From the library, I went to the Glenview Area Historical Society, where Beverly Roberts Dawson, past president and librarian, greeted me. Dawson wrote and compiled Images of America, Glenview Naval Air Station, a pictorial narrative documenting the history of the base. We had spoken on the telephone a few weeks prior to my visit, and in her research she had come to the same conclusion about why our bus was attacked. She gave me copies of a Chicago Tribune article detailing the arrival of thousands of Army troops at GNAS, but nothing about the assault on our bus. In retrospect, that relatively brief and insignificant confrontation did not warrant media attention; the world’s eyes were on events unfolding in the streets of downtown Chicago.

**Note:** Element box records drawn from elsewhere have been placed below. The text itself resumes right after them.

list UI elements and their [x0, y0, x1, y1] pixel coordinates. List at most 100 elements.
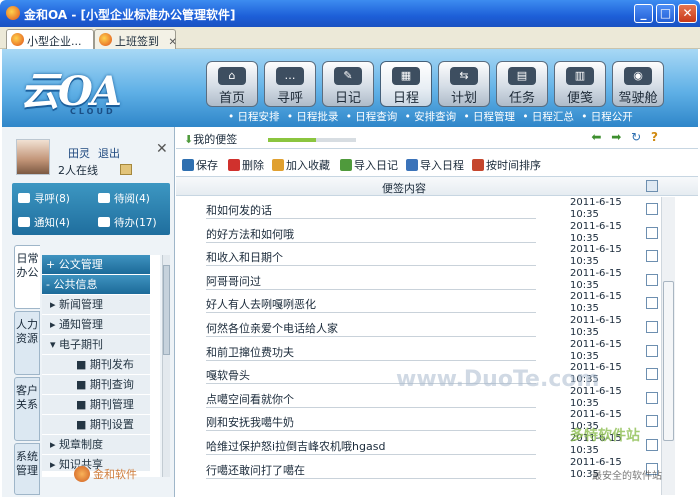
username[interactable]: 田灵	[68, 145, 90, 161]
row-checkbox[interactable]	[646, 391, 658, 404]
nav-plan[interactable]: ⇆ 计划	[438, 61, 490, 107]
subnav-summary[interactable]: • 日程汇总	[522, 111, 574, 123]
row-checkbox[interactable]	[646, 250, 658, 263]
maximize-button[interactable]: □	[656, 4, 675, 23]
select-all-checkbox[interactable]	[646, 180, 658, 192]
tree-item-public-info[interactable]: - 公共信息	[42, 275, 150, 294]
tab-system[interactable]: 系统管理	[14, 443, 40, 495]
tree-item-journal-publish[interactable]: ■ 期刊发布	[42, 355, 150, 374]
logo-sub: CLOUD	[70, 107, 116, 116]
delete-button[interactable]: 删除	[228, 157, 264, 173]
download-icon: ⬇	[184, 133, 194, 146]
nav-diary[interactable]: ✎ 日记	[322, 61, 374, 107]
message-box: 寻呼(8) 待阅(4) 通知(4) 待办(17)	[12, 183, 170, 235]
subnav-public[interactable]: • 日程公开	[581, 111, 633, 123]
subnav-approve[interactable]: • 日程批录	[287, 111, 339, 123]
help-icon[interactable]: ?	[651, 130, 658, 144]
tab-label: 上班签到	[115, 35, 159, 48]
pager-count[interactable]: 寻呼(8)	[18, 191, 70, 206]
tree-item-journal-manage[interactable]: ■ 期刊管理	[42, 395, 150, 414]
logout-link[interactable]: 退出	[98, 145, 120, 161]
tab-crm[interactable]: 客户关系	[14, 377, 40, 441]
table-row[interactable]: 和如何发的话 2011-6-15 10:35	[176, 197, 658, 221]
tree-item-documents[interactable]: + 公文管理	[42, 255, 150, 274]
sort-by-time-button[interactable]: 按时间排序	[472, 157, 541, 173]
note-text[interactable]: 何然各位亲爱个电话给人家	[206, 320, 536, 337]
row-checkbox[interactable]	[646, 415, 658, 428]
tab-small-enterprise[interactable]: 小型企业...	[6, 29, 94, 50]
import-schedule-button[interactable]: 导入日程	[406, 157, 464, 173]
note-text[interactable]: 行噶还敢问打了噶在	[206, 462, 536, 479]
note-time: 10:35	[570, 256, 599, 268]
subnav-query[interactable]: • 日程查询	[346, 111, 398, 123]
nav-pager[interactable]: … 寻呼	[264, 61, 316, 107]
tab-hr[interactable]: 人力资源	[14, 311, 40, 375]
online-users-icon[interactable]	[120, 164, 132, 175]
save-button[interactable]: 保存	[182, 157, 218, 173]
note-text[interactable]: 刚和安抚我噶牛奶	[206, 414, 536, 432]
nav-task[interactable]: ▤ 任务	[496, 61, 548, 107]
note-text[interactable]: 阿哥哥问过	[206, 273, 536, 290]
row-checkbox[interactable]	[646, 344, 658, 357]
tree-item-journal-query[interactable]: ■ 期刊查询	[42, 375, 150, 394]
nav-home[interactable]: ⌂ 首页	[206, 61, 258, 107]
table-row[interactable]: 和收入和日期个 2011-6-15 10:35	[176, 244, 658, 268]
row-checkbox[interactable]	[646, 203, 658, 215]
minimize-button[interactable]: _	[634, 4, 653, 23]
tab-sign-in[interactable]: 上班签到 ✕	[94, 29, 177, 49]
back-icon[interactable]: ⬅	[591, 130, 601, 144]
import-diary-button[interactable]: 导入日记	[340, 157, 398, 173]
scroll-thumb[interactable]	[663, 281, 674, 441]
tree-item-regulations[interactable]: ▸ 规章制度	[42, 435, 150, 454]
table-row[interactable]: 好人有人去咧嘎咧恶化 2011-6-15 10:35	[176, 291, 658, 315]
note-text[interactable]: 的好方法和如何哦	[206, 226, 536, 243]
note-text[interactable]: 哈维过保护怒i拉倒吉峰农机哦hgasd	[206, 438, 536, 455]
nav-schedule[interactable]: ▦ 日程	[380, 61, 432, 107]
nav-notes[interactable]: ▥ 便笺	[554, 61, 606, 107]
todo-count[interactable]: 待办(17)	[98, 215, 157, 230]
add-favorite-button[interactable]: 加入收藏	[272, 157, 330, 173]
note-text[interactable]: 和前卫撺位费功夫	[206, 344, 536, 361]
table-row[interactable]: 阿哥哥问过 2011-6-15 10:35	[176, 268, 658, 292]
nav-label: 寻呼	[276, 91, 303, 106]
scroll-thumb[interactable]	[163, 265, 170, 355]
subnav-arrange[interactable]: • 日程安排	[228, 111, 280, 123]
tree-item-ejournal[interactable]: ▾ 电子期刊	[42, 335, 150, 354]
tree-item-notices[interactable]: ▸ 通知管理	[42, 315, 150, 334]
note-text[interactable]: 好人有人去咧嘎咧恶化	[206, 296, 536, 314]
note-text[interactable]: 点噶空间看就你个	[206, 391, 536, 408]
table-row[interactable]: 行噶还敢问打了噶在 2011-6-15 10:35	[176, 457, 658, 481]
notice-label: 通知(4)	[34, 217, 70, 229]
tree-item-journal-settings[interactable]: ■ 期刊设置	[42, 415, 150, 434]
table-row[interactable]: 和前卫撺位费功夫 2011-6-15 10:35	[176, 339, 658, 363]
close-panel-icon[interactable]: ✕	[156, 141, 168, 157]
tree-scrollbar[interactable]	[162, 255, 170, 477]
row-checkbox[interactable]	[646, 226, 658, 239]
row-checkbox[interactable]	[646, 297, 658, 310]
tab-daily-office[interactable]: 日常办公	[14, 245, 40, 309]
nav-cockpit[interactable]: ◉ 驾驶舱	[612, 61, 664, 107]
notes-scrollbar[interactable]	[661, 197, 675, 495]
notice-count[interactable]: 通知(4)	[18, 215, 70, 230]
close-window-button[interactable]: ✕	[678, 4, 697, 23]
note-date: 2011-6-15	[570, 338, 622, 350]
row-checkbox[interactable]	[646, 321, 658, 333]
note-time: 10:35	[570, 397, 599, 409]
subnav-manage[interactable]: • 日程管理	[464, 111, 516, 123]
note-text[interactable]: 和如何发的话	[206, 202, 536, 219]
table-row[interactable]: 何然各位亲爱个电话给人家 2011-6-15 10:35	[176, 315, 658, 339]
note-date: 2011-6-15	[570, 220, 622, 232]
tree-item-news[interactable]: ▸ 新闻管理	[42, 295, 150, 314]
row-checkbox[interactable]	[646, 273, 658, 286]
to-read-count[interactable]: 待阅(4)	[98, 191, 150, 206]
note-text[interactable]: 和收入和日期个	[206, 249, 536, 267]
row-checkbox[interactable]	[646, 368, 658, 381]
row-checkbox[interactable]	[646, 439, 658, 451]
subnav-arrange-query[interactable]: • 安排查询	[405, 111, 457, 123]
nav-label: 首页	[218, 91, 245, 106]
save-icon	[182, 159, 194, 171]
forward-icon[interactable]: ➡	[611, 130, 621, 144]
close-tab-icon[interactable]: ✕	[169, 37, 177, 48]
table-row[interactable]: 的好方法和如何哦 2011-6-15 10:35	[176, 221, 658, 245]
refresh-icon[interactable]: ↻	[631, 130, 641, 144]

At Dawson’s invitation, several Glenview dignitaries stopped by to welcome me. She introduced me as the society’s special guest that day and presented me a signed copy of her book. Lloyd Kuehn, a retired Marine pictured in Dawson’s book, signed his photo. The caption reads: “Wendell, Semper Fi. Welcome back to the real Glenview.” We spent the afternoon reminiscing, recalling the Vietnam era, melancholy in the air. Just as I was leaving, a woman arrived. By a strange roll of fortune, she had been a 2nd grade teacher in Glenview in August 1968 and well remembered the protesters outside the gates of GNAS that day.

During the drive home, I reflected on what I had discovered. I was still struck that I’d never connected the Democratic National Convention demonstrations to the assault on our bus. I recalled those first days at Great Lakes Naval Hospital and how everything blurred—clean sheets, pain, no more fear, guilt about coming home. There was a disconnect, and as weeks became months, the events of that day outside GNAS cocooned beneath scar tissue until Steve Almond’s comments led me to seek some answers.

Today, when I discuss the past with professors, many of whom were student protesters during the Vietnam era, I find that some still carry anger but many realize that it was wrong to have reviled the young men and women in uniform. While we were not the intended targets of the protesters that day, they did assault us nevertheless, and that memory will remain, always. But now, the bitterness is gone, replaced by sadness—for all the lives lost and damaged in the maelstrom of war.